When cells that have been subjected to supposedly innocuous freezing or vitrification procedures are used as the source material for subsequent experiments, it is important that they possess or exhibit the same relevant properties as fresh cells. In this study, we compared the temperatures of intracellular ice formation (IIF) in previously vitrified mouse oocytes/embryos with those in fresh intact ones. In the case of MII oocytes, 2-cell embryos, 4-6-cell embryos, and morulae, there are no significant differences (p > 0.05); namely, -33.3 °C (fresh) vs. -35.4 °C (vitrified) with MII oocytes, -40.6 °C (fresh) vs. -38.7 °C (vitrified) with 2-cell embryos, -38.0 °C (fresh) vs. -39.4 °C (vitrified) with 4-6-cell embryos, -24.5 °C (fresh) vs. -24.2 °C (vitrified) with morulae. But, in 8-cell embryos, there is a significant difference (p < 0.05) between fresh (−37.9 °C) and vitrified (−32.9 °C).
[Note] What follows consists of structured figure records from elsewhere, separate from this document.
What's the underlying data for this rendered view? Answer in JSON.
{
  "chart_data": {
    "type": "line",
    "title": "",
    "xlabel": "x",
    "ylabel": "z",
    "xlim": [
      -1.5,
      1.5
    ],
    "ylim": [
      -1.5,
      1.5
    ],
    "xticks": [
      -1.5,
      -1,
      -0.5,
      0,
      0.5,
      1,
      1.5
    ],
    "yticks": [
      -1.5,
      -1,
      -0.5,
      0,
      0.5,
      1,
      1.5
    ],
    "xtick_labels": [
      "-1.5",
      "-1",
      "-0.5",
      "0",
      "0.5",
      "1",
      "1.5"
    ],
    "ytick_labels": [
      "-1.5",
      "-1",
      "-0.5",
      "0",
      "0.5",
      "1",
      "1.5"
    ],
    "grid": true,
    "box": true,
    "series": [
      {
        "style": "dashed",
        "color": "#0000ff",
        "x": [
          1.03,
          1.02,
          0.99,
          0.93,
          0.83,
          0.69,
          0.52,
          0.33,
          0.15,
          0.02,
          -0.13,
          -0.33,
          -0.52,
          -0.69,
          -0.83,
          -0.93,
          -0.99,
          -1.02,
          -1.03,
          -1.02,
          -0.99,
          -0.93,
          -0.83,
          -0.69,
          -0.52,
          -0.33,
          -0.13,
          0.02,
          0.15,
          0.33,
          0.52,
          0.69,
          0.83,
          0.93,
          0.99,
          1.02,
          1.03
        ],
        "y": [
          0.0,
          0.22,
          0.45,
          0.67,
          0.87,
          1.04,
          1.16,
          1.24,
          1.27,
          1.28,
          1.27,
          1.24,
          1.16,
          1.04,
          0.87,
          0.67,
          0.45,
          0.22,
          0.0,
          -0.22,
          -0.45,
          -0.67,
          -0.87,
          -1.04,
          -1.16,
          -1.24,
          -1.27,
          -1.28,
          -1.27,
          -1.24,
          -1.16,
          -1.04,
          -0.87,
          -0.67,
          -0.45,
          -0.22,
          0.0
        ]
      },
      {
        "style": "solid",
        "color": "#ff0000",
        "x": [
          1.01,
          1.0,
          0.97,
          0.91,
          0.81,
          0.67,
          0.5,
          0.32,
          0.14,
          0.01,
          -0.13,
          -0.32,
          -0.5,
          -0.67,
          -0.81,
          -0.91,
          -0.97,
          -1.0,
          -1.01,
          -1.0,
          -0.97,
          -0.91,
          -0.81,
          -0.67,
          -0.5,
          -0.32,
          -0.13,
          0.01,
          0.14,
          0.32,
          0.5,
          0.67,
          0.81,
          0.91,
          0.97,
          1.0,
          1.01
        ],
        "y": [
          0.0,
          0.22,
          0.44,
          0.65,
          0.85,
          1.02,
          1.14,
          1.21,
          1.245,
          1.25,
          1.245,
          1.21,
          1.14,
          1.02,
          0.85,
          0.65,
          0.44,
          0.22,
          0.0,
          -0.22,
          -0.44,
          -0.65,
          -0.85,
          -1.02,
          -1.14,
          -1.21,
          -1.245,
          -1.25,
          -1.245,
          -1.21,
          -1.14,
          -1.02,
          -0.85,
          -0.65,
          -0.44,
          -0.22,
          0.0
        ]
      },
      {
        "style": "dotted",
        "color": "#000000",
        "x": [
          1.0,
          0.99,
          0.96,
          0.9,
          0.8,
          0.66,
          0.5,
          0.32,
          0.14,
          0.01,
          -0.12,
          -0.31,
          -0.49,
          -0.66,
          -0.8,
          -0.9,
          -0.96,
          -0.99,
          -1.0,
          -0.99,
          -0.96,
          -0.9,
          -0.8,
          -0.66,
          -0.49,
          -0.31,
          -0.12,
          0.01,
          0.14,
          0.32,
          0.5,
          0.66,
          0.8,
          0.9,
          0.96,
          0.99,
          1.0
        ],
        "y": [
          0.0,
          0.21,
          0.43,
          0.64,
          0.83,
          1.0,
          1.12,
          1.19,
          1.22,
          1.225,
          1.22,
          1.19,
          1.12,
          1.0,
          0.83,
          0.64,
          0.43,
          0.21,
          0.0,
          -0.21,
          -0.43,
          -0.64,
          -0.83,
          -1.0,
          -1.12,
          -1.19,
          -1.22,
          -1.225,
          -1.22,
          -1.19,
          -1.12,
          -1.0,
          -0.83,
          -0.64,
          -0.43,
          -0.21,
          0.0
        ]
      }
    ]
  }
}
If we include this significant difference, the overall IIF temperature of fresh cells is 0.74 °C lower than that of previously vitrified cells. If we exclude it, the IIF temperature for fresh cells is 0.32 °C higher than that for previously vitrified cells. Our conclusion then is that there is no difference between the IIF temperatures of fresh and previously vitrified cells.